You don’t have it today. They threw them out. The girls have to stand today, but if Johnny Mitchell was going through the stores they’d still. They used to open up you know? Like a seat in a car did. Like on a little spring. And it would fold down when they were busy and when they wanted to sit down it came up. And he had that law passed in the state of New York.

That to me, are the little stories that made this man great. He was for the comfort. Comfort made a better worker. Respect made a better worker. He wanted the workers respected and paid for an honest day’s pay. An honest day’s pay for an honest day’s work.

Oh and he was just everything for the miners, just everything you know. He was fighting a cause, and he loved the miners. He just died loving them.

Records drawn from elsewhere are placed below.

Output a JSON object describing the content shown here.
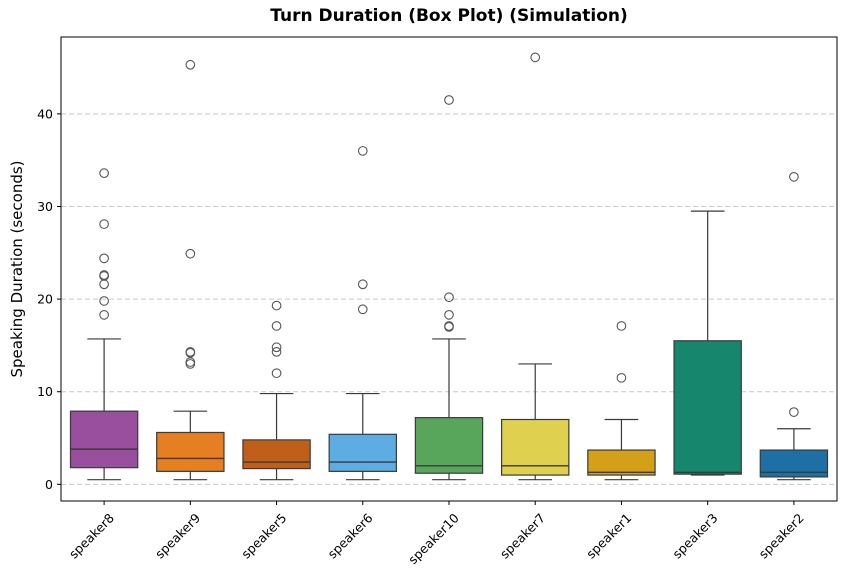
{
  "chart_data": {
    "type": "box",
    "title": "Turn Duration (Box Plot) (Simulation)",
    "xlabel": "",
    "ylabel": "Speaking Duration (seconds)",
    "ylim": [
      -1.8,
      48.3
    ],
    "yticks": [
      0,
      10,
      20,
      30,
      40
    ],
    "grid": "y dashed",
    "categories": [
      "speaker8",
      "speaker9",
      "speaker5",
      "speaker6",
      "speaker10",
      "speaker7",
      "speaker1",
      "speaker3",
      "speaker2"
    ],
    "boxes": [
      {
        "name": "speaker8",
        "color": "#9a4f9e",
        "whisker_low": 0.5,
        "q1": 1.8,
        "median": 3.8,
        "q3": 7.9,
        "whisker_high": 15.7,
        "outliers": [
          18.3,
          19.8,
          21.6,
          22.5,
          22.6,
          24.4,
          28.1,
          33.6
        ]
      },
      {
        "name": "speaker9",
        "color": "#e67e22",
        "whisker_low": 0.5,
        "q1": 1.4,
        "median": 2.8,
        "q3": 5.6,
        "whisker_high": 7.9,
        "outliers": [
          13.0,
          13.2,
          14.2,
          14.3,
          24.9,
          45.3
        ]
      },
      {
        "name": "speaker5",
        "color": "#c05f1a",
        "whisker_low": 0.5,
        "q1": 1.7,
        "median": 2.4,
        "q3": 4.8,
        "whisker_high": 9.8,
        "outliers": [
          12.0,
          14.3,
          14.8,
          17.1,
          19.3
        ]
      },
      {
        "name": "speaker6",
        "color": "#5dade2",
        "whisker_low": 0.5,
        "q1": 1.4,
        "median": 2.4,
        "q3": 5.4,
        "whisker_high": 9.8,
        "outliers": [
          18.9,
          21.6,
          36.0
        ]
      },
      {
        "name": "speaker10",
        "color": "#58a55c",
        "whisker_low": 0.5,
        "q1": 1.2,
        "median": 2.0,
        "q3": 7.2,
        "whisker_high": 15.7,
        "outliers": [
          17.0,
          17.1,
          18.3,
          20.2,
          41.5
        ]
      },
      {
        "name": "speaker7",
        "color": "#dfd14f",
        "whisker_low": 0.5,
        "q1": 1.0,
        "median": 2.0,
        "q3": 7.0,
        "whisker_high": 13.0,
        "outliers": [
          46.1
        ]
      },
      {
        "name": "speaker1",
        "color": "#d4a017",
        "whisker_low": 0.5,
        "q1": 1.0,
        "median": 1.3,
        "q3": 3.7,
        "whisker_high": 7.0,
        "outliers": [
          11.5,
          17.1
        ]
      },
      {
        "name": "speaker3",
        "color": "#16876c",
        "whisker_low": 1.0,
        "q1": 1.1,
        "median": 1.3,
        "q3": 15.5,
        "whisker_high": 29.5,
        "outliers": []
      },
      {
        "name": "speaker2",
        "color": "#1d6fa5",
        "whisker_low": 0.5,
        "q1": 0.8,
        "median": 1.3,
        "q3": 3.7,
        "whisker_high": 6.0,
        "outliers": [
          7.8,
          33.2
        ]
      }
    ]
  }
}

Shall I tell a little story here?

John Mitchell was a convert. I don’t know if he ever lived up to it after he got better, but he was a convert. It happened in Columbus, Ohio. And he and William Greene who was then the American Federation of Labor. William Greene was with him and they were on a convention in Columbus and they were staying at this hotel and John Mitchell became very ill. Which today would be called a heart attack I would imagine. And he called William Green to his room and he said to him, ‘William, I have to talk to you’ he said, ‘I want a Priest.’ But he said, ‘I want to talk to you first before you get this Priest for me.’ He said you know I’m married to a Catholic woman, my children are all Catholic. And he said, ‘I think I’m going to die. And he said I want to ask you a question and I want a truthful answer. And he said, ‘then you can get me a Priest.’ And he said, ‘Do you think that tonight if I were to accept the faith of a Roman Catholic that it would hurt the cause of the United Mine Workers of America?

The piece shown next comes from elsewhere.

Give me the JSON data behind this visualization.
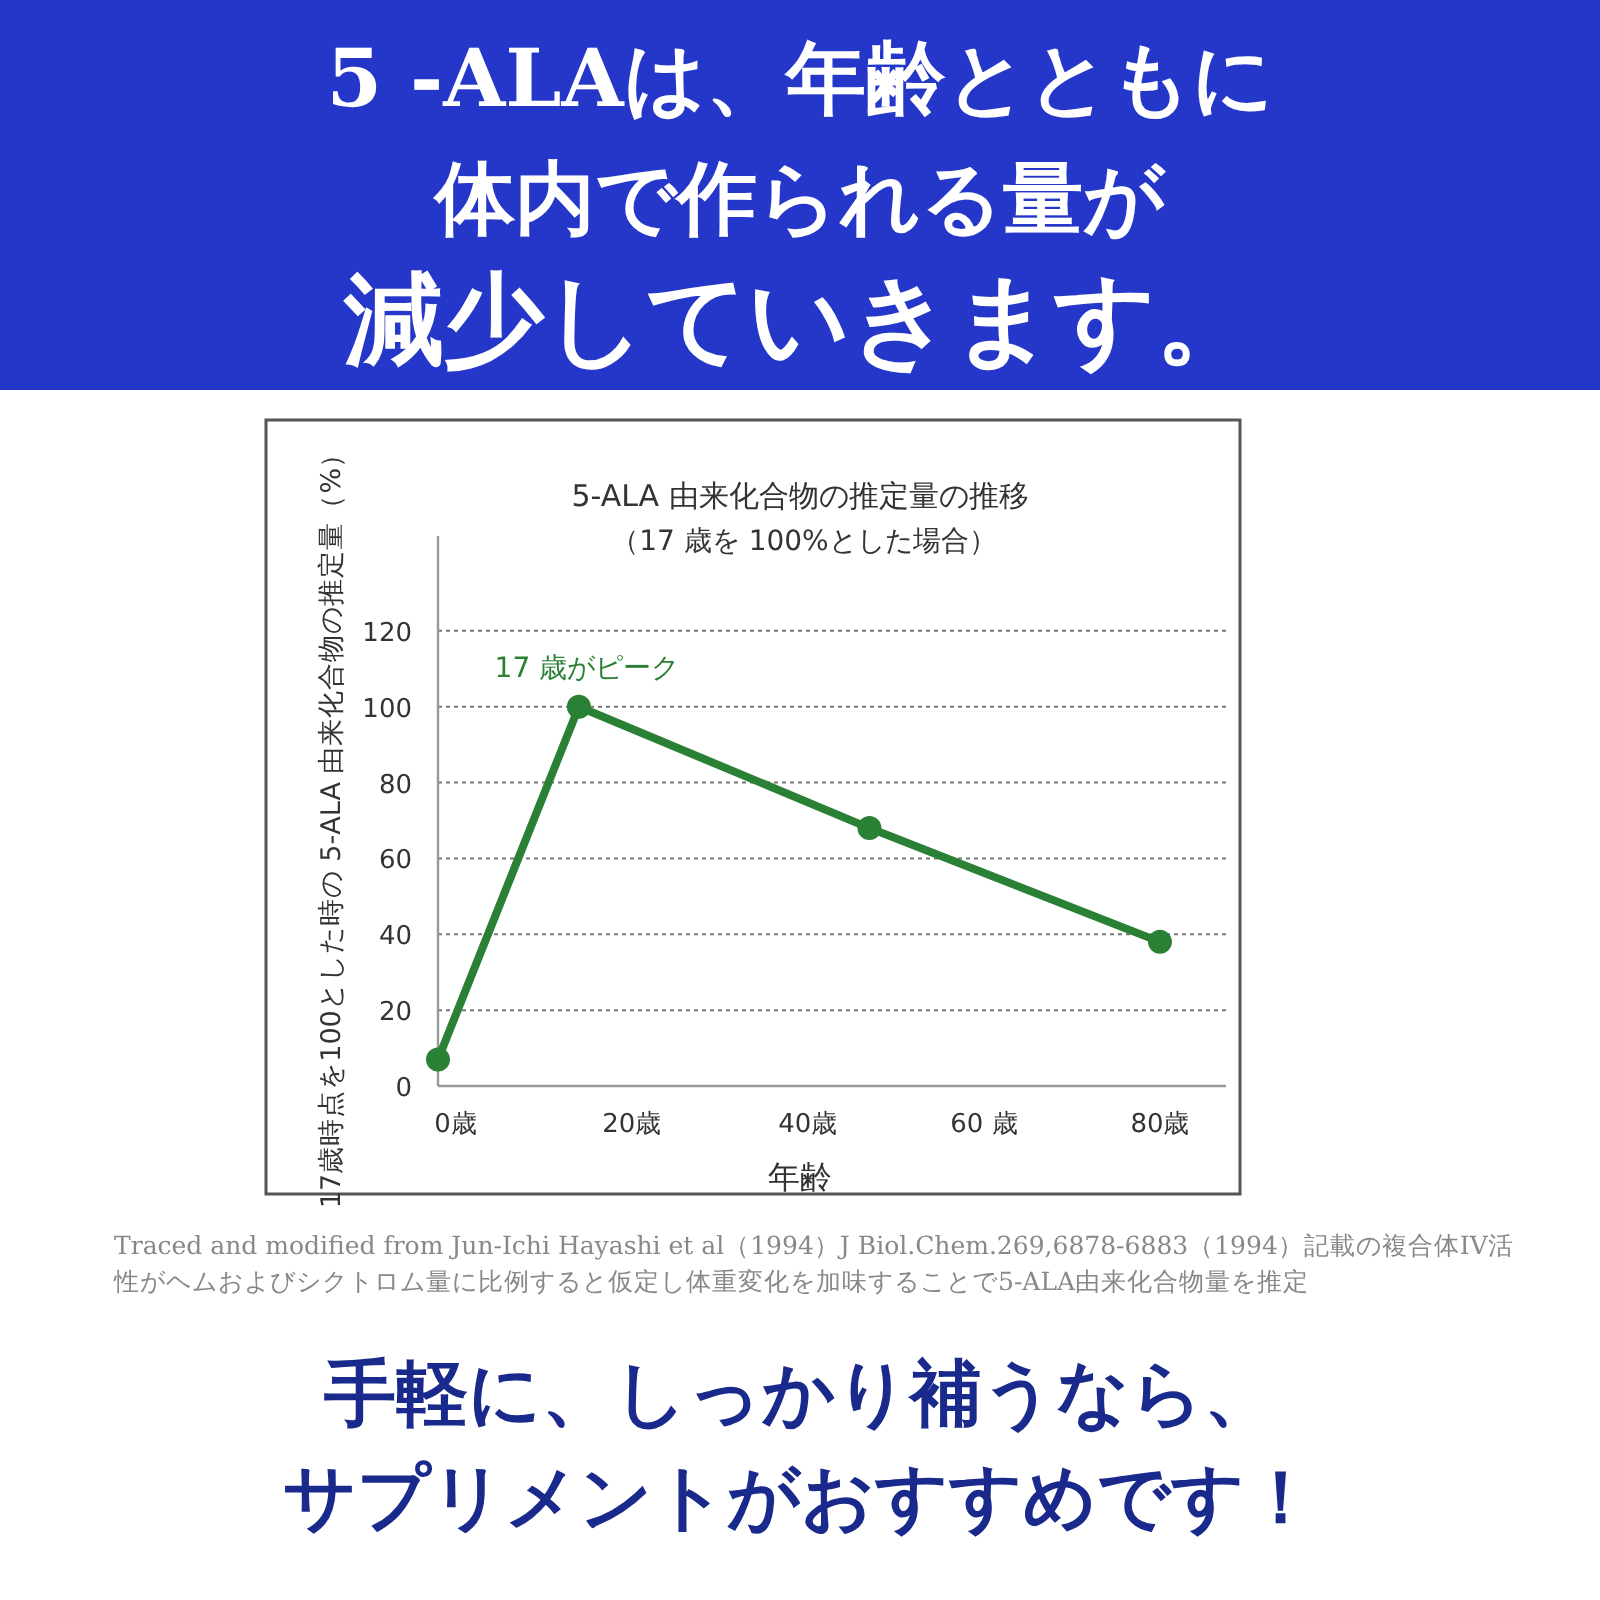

And William Greene looked at him, who was not a Catholic, and he said, ‘John if that were to influence them then neither you or I have no business fighting for them if that’s all their worth. He said, ‘Do you want me to get the priest, but he said, I don’t know where to find one.

He said, ‘just find a church with a cross on it and ring the bell, Mr. Mitchell said. And he did. A young priest, late at night, a young priest came to the door. They stayed friends all their life these kids to this day even our grandkids have met this priest. He’s an old priest now, but he was a very young priest. And he came with him. And John Mitchell received the rites of the Church, and everything that night. And he recovered however.

But William Greene told this story at the monument the day that it was dedicated. And he said, ‘You have often heard that greater love hath no man that he would lay down his life for his friend. But he said, ‘I was there, and greater love hath no man than he would sacrifice his immortal soul for the United Mine Workers of America.

John Mitchell died in 1919 at the age of 49. During those 49 years he accomplished much more than most would have expected from a 12 year old boy who worked in the mines to help support his family. Many would say that he overcame his circumstances to achieve great things, but in reality it was his circumstances that drove him to achieve great things. While most simply accepted the structure of the time, John Mitchell pondered why things were so unfair and worked to make sure that things would be more fair in the future. It is this vision and passion that makes men great, and this vision and passion helped John Mitchell become a man who accomplished great things.